Like the gold market, the platinum contract suffered a fresh downside breakout and continues to face a patently bearish technical chart set up. On the other, hand the palladium market finished last week on a positive track and is building an argument for a low with the consolidation efforts last week. However, the PGM complex will remain under a liquidation watch in the event that trade talks fail to result in compromise or a delay in tariff implementation for the Ag markets. In a minimally negative development, the US Mint at the end of last week reportedly sold no American Eagle Platinum coins last month! Consolidation low support in September Palladium is seen at $932.50 and again at $935, while a failure would be seen with the inability to hold above $927.40. In the event of trade conflict compromise and/or sharply higher equities, the October platinum contract might be poised for an eventual short covering bounce back up to $875. While the charts in the platinum market are more negative than in palladium, the market is significantly oversold with the June high to low slide of $72 and the commercial net short position last week hit a new record level at 5,533 contracts. The Commitments of Traders Futures and Options report as of June 26th for Platinum showed Non-Commercial and Non-reportable combined traders held a net long position of only 1,275 contracts and that positioning is the lowest long since the sub-prime crisis. The Commitments of Traders Futures and Options report as of June 26th for Palladium showed Non-Commercial and Non-reportable combined traders held a net long position of 8,684 contracts.”
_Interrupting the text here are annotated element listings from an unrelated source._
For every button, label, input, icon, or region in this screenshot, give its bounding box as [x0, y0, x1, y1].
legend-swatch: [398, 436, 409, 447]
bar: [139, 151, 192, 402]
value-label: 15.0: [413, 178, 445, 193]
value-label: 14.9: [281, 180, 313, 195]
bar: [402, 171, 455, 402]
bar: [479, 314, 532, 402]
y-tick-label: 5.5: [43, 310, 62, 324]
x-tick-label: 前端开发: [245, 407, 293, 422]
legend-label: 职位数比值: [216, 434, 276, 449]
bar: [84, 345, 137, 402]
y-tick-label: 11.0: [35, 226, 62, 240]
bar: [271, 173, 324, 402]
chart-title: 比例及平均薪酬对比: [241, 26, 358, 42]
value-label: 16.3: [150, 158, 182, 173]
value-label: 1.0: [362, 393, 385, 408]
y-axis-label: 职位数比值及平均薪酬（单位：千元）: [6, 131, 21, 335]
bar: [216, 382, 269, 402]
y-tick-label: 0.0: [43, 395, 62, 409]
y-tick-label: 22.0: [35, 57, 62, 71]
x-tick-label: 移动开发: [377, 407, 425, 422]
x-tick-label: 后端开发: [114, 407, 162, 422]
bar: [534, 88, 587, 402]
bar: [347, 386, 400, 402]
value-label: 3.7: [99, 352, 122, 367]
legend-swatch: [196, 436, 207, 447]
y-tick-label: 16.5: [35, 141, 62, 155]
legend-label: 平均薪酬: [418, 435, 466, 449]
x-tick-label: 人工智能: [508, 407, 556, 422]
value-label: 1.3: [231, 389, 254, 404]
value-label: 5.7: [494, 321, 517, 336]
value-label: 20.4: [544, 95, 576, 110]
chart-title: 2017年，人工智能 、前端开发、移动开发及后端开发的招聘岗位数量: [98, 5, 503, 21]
Silver closed down $0.36 at $15.74. Saw some expected bargain hunting across the counter today but actually expected more considering the discount from recent highs. Silver might be suffering from gold’s negativity.
Platinum closed down $43.40 at $809.00 and palladium closed down $16.50 at $941.80.
US Platinum Eagles are in short supply and one should expect higher premiums in the weeks to come as the US Mint’s production for this year is distributed.